# Prime numbers

Numbers that only divide by themselves, for example 7, 11, 13 - **prime numbers**. People have noticed long ago that numbers come in two different varieties. For example, number 12 can be divided without a remainder on 2, 3, 4 and 6. And the next number 13 is divided by itself: 13/13 = 1. In addition, each number is divided into one. Numbers such as 12 or 15, which can be divided into some other, smaller, are called compound. The smallest prime number is 2. The first primes were Eratosthenes (the so-called "Eratosthenes sieve"), as a table, and noticed that many prime numbers are grouped into pairs of twins: these are 11 and 13, 29 and 31, 41 and 43. The smallest A complex or complex number (except 1) is 4.

The basic theorem of arithmetic asserts that each natural number, greater than one, can be represented as a product of primes, and by the only way up to the order of the order of the factors. Thus, prime numbers are elementary "building blocks" of natural ones. The representation of a natural number in the form of a product of simple numbers is called a simple factorization or *factorization of the number*.

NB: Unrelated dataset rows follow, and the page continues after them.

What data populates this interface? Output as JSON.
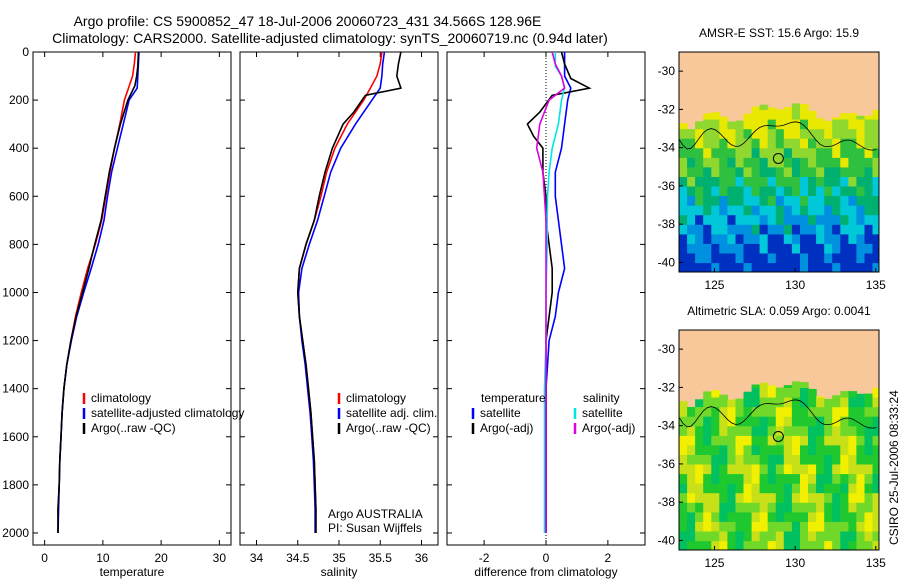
{
  "header": {
    "title_line1": "Argo profile: CS 5900852_47 18-Jul-2006 20060723_431 34.566S 128.96E",
    "title_line2": "Climatology: CARS2000. Satellite-adjusted climatology: synTS_20060719.nc (0.94d later)"
  },
  "colors": {
    "climatology": "#ff0000",
    "satellite": "#0000ff",
    "argo": "#000000",
    "sat_diff_sal": "#00e5e5",
    "argo_diff_sal": "#e000e0",
    "land": "#f8c89a"
  },
  "side_stamp": "CSIRO 25-Jul-2006 08:33:24",
  "chart_data": [
    {
      "type": "line",
      "xlabel": "temperature",
      "ylabel": "",
      "xlim": [
        -2,
        32
      ],
      "ylim": [
        2050,
        0
      ],
      "xticks": [
        0,
        10,
        20,
        30
      ],
      "yticks": [
        0,
        200,
        400,
        600,
        800,
        1000,
        1200,
        1400,
        1600,
        1800,
        2000
      ],
      "legend_position": "lower-middle",
      "series": [
        {
          "name": "climatology",
          "color": "#ff0000",
          "points": [
            [
              15.6,
              0
            ],
            [
              15.4,
              50
            ],
            [
              15.1,
              100
            ],
            [
              14.4,
              150
            ],
            [
              13.7,
              200
            ],
            [
              12.9,
              300
            ],
            [
              12,
              400
            ],
            [
              11.2,
              500
            ],
            [
              10.5,
              600
            ],
            [
              9.8,
              700
            ],
            [
              8.7,
              800
            ],
            [
              7.4,
              900
            ],
            [
              6.3,
              1000
            ],
            [
              5.3,
              1100
            ],
            [
              4.5,
              1200
            ],
            [
              3.8,
              1300
            ],
            [
              3.3,
              1400
            ],
            [
              3,
              1500
            ],
            [
              2.8,
              1600
            ],
            [
              2.6,
              1700
            ],
            [
              2.5,
              1800
            ],
            [
              2.3,
              1900
            ],
            [
              2.3,
              2000
            ]
          ]
        },
        {
          "name": "satellite-adjusted climatology",
          "color": "#0000ff",
          "points": [
            [
              16.2,
              0
            ],
            [
              16.1,
              50
            ],
            [
              16,
              100
            ],
            [
              15.9,
              150
            ],
            [
              14.5,
              200
            ],
            [
              13.5,
              300
            ],
            [
              12.5,
              400
            ],
            [
              11.5,
              500
            ],
            [
              10.8,
              600
            ],
            [
              10.2,
              700
            ],
            [
              9.2,
              800
            ],
            [
              8,
              900
            ],
            [
              6.7,
              1000
            ],
            [
              5.5,
              1100
            ],
            [
              4.6,
              1200
            ],
            [
              3.8,
              1300
            ],
            [
              3.3,
              1400
            ],
            [
              3,
              1500
            ],
            [
              2.8,
              1600
            ],
            [
              2.6,
              1700
            ],
            [
              2.5,
              1800
            ],
            [
              2.4,
              1900
            ],
            [
              2.3,
              2000
            ]
          ]
        },
        {
          "name": "Argo(..raw -QC)",
          "color": "#000000",
          "points": [
            [
              16.1,
              0
            ],
            [
              16,
              60
            ],
            [
              15.8,
              100
            ],
            [
              15.5,
              140
            ],
            [
              14.3,
              200
            ],
            [
              13,
              300
            ],
            [
              12,
              400
            ],
            [
              11.1,
              500
            ],
            [
              10.4,
              600
            ],
            [
              9.7,
              700
            ],
            [
              8.6,
              800
            ],
            [
              7.6,
              900
            ],
            [
              6.5,
              1000
            ],
            [
              5.4,
              1100
            ],
            [
              4.5,
              1200
            ],
            [
              3.8,
              1300
            ],
            [
              3.3,
              1400
            ],
            [
              3,
              1500
            ],
            [
              2.8,
              1600
            ],
            [
              2.6,
              1700
            ],
            [
              2.5,
              1800
            ],
            [
              2.3,
              1900
            ],
            [
              2.3,
              2000
            ]
          ]
        }
      ],
      "annotation": ""
    },
    {
      "type": "line",
      "xlabel": "salinity",
      "ylabel": "",
      "xlim": [
        33.8,
        36.2
      ],
      "ylim": [
        2050,
        0
      ],
      "xticks": [
        34,
        34.5,
        35,
        35.5,
        36
      ],
      "legend_position": "lower-right",
      "series": [
        {
          "name": "climatology",
          "color": "#ff0000",
          "points": [
            [
              35.52,
              0
            ],
            [
              35.5,
              50
            ],
            [
              35.46,
              100
            ],
            [
              35.38,
              150
            ],
            [
              35.3,
              200
            ],
            [
              35.1,
              300
            ],
            [
              34.95,
              400
            ],
            [
              34.85,
              500
            ],
            [
              34.78,
              600
            ],
            [
              34.7,
              700
            ],
            [
              34.6,
              800
            ],
            [
              34.52,
              900
            ],
            [
              34.5,
              1000
            ],
            [
              34.52,
              1100
            ],
            [
              34.56,
              1200
            ],
            [
              34.6,
              1300
            ],
            [
              34.63,
              1400
            ],
            [
              34.66,
              1500
            ],
            [
              34.68,
              1600
            ],
            [
              34.7,
              1700
            ],
            [
              34.71,
              1800
            ],
            [
              34.72,
              1900
            ],
            [
              34.72,
              2000
            ]
          ]
        },
        {
          "name": "satellite adj. clim.",
          "color": "#0000ff",
          "points": [
            [
              35.55,
              0
            ],
            [
              35.53,
              50
            ],
            [
              35.52,
              100
            ],
            [
              35.5,
              150
            ],
            [
              35.4,
              200
            ],
            [
              35.2,
              300
            ],
            [
              35.02,
              400
            ],
            [
              34.9,
              500
            ],
            [
              34.82,
              600
            ],
            [
              34.74,
              700
            ],
            [
              34.64,
              800
            ],
            [
              34.55,
              900
            ],
            [
              34.51,
              1000
            ],
            [
              34.52,
              1100
            ],
            [
              34.55,
              1200
            ],
            [
              34.59,
              1300
            ],
            [
              34.62,
              1400
            ],
            [
              34.65,
              1500
            ],
            [
              34.67,
              1600
            ],
            [
              34.69,
              1700
            ],
            [
              34.7,
              1800
            ],
            [
              34.71,
              1900
            ],
            [
              34.71,
              2000
            ]
          ]
        },
        {
          "name": "Argo(..raw -QC)",
          "color": "#000000",
          "points": [
            [
              35.75,
              0
            ],
            [
              35.72,
              50
            ],
            [
              35.7,
              100
            ],
            [
              35.75,
              150
            ],
            [
              35.32,
              180
            ],
            [
              35.18,
              250
            ],
            [
              35.05,
              300
            ],
            [
              34.92,
              400
            ],
            [
              34.83,
              500
            ],
            [
              34.76,
              600
            ],
            [
              34.7,
              700
            ],
            [
              34.6,
              800
            ],
            [
              34.52,
              900
            ],
            [
              34.5,
              1000
            ],
            [
              34.52,
              1100
            ],
            [
              34.56,
              1200
            ],
            [
              34.6,
              1300
            ],
            [
              34.63,
              1400
            ],
            [
              34.66,
              1500
            ],
            [
              34.68,
              1600
            ],
            [
              34.7,
              1700
            ],
            [
              34.71,
              1800
            ],
            [
              34.72,
              1900
            ],
            [
              34.72,
              2000
            ]
          ]
        }
      ],
      "annotation": [
        "Argo AUSTRALIA",
        "PI: Susan Wijffels"
      ]
    },
    {
      "type": "line",
      "xlabel": "difference from climatology",
      "ylabel": "",
      "xlim": [
        -3.2,
        3.2
      ],
      "ylim": [
        2050,
        0
      ],
      "xticks": [
        -2,
        0,
        2
      ],
      "legend_position": "lower-middle",
      "legend_headers": [
        "temperature",
        "salinity"
      ],
      "series": [
        {
          "name": "satellite",
          "group": "temperature",
          "color": "#0000ff",
          "points": [
            [
              0.6,
              0
            ],
            [
              0.6,
              100
            ],
            [
              0.8,
              150
            ],
            [
              0.7,
              200
            ],
            [
              0.6,
              300
            ],
            [
              0.5,
              400
            ],
            [
              0.3,
              500
            ],
            [
              0.3,
              600
            ],
            [
              0.4,
              700
            ],
            [
              0.5,
              800
            ],
            [
              0.6,
              900
            ],
            [
              0.4,
              1000
            ],
            [
              0.3,
              1100
            ],
            [
              0.1,
              1200
            ],
            [
              0,
              1400
            ],
            [
              0,
              1600
            ],
            [
              0,
              1800
            ],
            [
              0,
              2000
            ]
          ]
        },
        {
          "name": "Argo(-adj)",
          "group": "temperature",
          "color": "#000000",
          "points": [
            [
              0.5,
              0
            ],
            [
              0.6,
              50
            ],
            [
              0.8,
              110
            ],
            [
              1.4,
              150
            ],
            [
              0.2,
              180
            ],
            [
              -0.2,
              250
            ],
            [
              -0.6,
              300
            ],
            [
              -0.4,
              350
            ],
            [
              -0.1,
              400
            ],
            [
              -0.1,
              500
            ],
            [
              0,
              600
            ],
            [
              0,
              700
            ],
            [
              0.1,
              800
            ],
            [
              0.2,
              900
            ],
            [
              0.2,
              1000
            ],
            [
              0.1,
              1100
            ],
            [
              0,
              1200
            ],
            [
              0,
              1400
            ],
            [
              0,
              1600
            ],
            [
              0,
              2000
            ]
          ]
        },
        {
          "name": "satellite",
          "group": "salinity",
          "color": "#00e5e5",
          "points": [
            [
              0.3,
              0
            ],
            [
              0.3,
              60
            ],
            [
              0.5,
              100
            ],
            [
              0.6,
              150
            ],
            [
              0.5,
              200
            ],
            [
              0.4,
              300
            ],
            [
              0.2,
              400
            ],
            [
              0.1,
              500
            ],
            [
              0.05,
              600
            ],
            [
              0.04,
              700
            ],
            [
              0.04,
              800
            ],
            [
              0,
              1000
            ],
            [
              0,
              1200
            ],
            [
              -0.05,
              1400
            ],
            [
              -0.05,
              1600
            ],
            [
              -0.05,
              1800
            ],
            [
              -0.05,
              2000
            ]
          ]
        },
        {
          "name": "Argo(-adj)",
          "group": "salinity",
          "color": "#e000e0",
          "points": [
            [
              0.2,
              0
            ],
            [
              0.3,
              50
            ],
            [
              0.5,
              100
            ],
            [
              0.6,
              150
            ],
            [
              0.1,
              200
            ],
            [
              -0.2,
              300
            ],
            [
              -0.3,
              400
            ],
            [
              -0.1,
              500
            ],
            [
              -0.05,
              600
            ],
            [
              0,
              700
            ],
            [
              0,
              800
            ],
            [
              0,
              1000
            ],
            [
              0,
              1200
            ],
            [
              0,
              1400
            ],
            [
              0,
              1600
            ],
            [
              0,
              2000
            ]
          ]
        }
      ],
      "annotation": ""
    },
    {
      "type": "heatmap",
      "title": "AMSR-E SST: 15.6  Argo: 15.9",
      "xlim": [
        122.8,
        135.2
      ],
      "ylim": [
        -40.5,
        -29
      ],
      "xticks": [
        125,
        130,
        135
      ],
      "yticks": [
        -30,
        -32,
        -34,
        -36,
        -38,
        -40
      ],
      "marker": [
        128.96,
        -34.566
      ]
    },
    {
      "type": "heatmap",
      "title": "Altimetric SLA: 0.059  Argo: 0.0041",
      "xlim": [
        122.8,
        135.2
      ],
      "ylim": [
        -40.5,
        -29
      ],
      "xticks": [
        125,
        130,
        135
      ],
      "yticks": [
        -30,
        -32,
        -34,
        -36,
        -38,
        -40
      ],
      "marker": [
        128.96,
        -34.566
      ]
    }
  ]
}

Simple numbers can be found with the help of the "sieve of Eratosthenes", "sundara sieve" and "sieve Atkin". In practice, instead of getting a list of prime numbers, you often need to check whether the given number is simple. Algorithms that solve this problem are called *tests of simplicity*. There are many polynomial tests of simplicity, but most of them are probabilistic and are used for the needs of cryptography.

The largest known prime number as of August 2014 is 2^{57885161} - 1.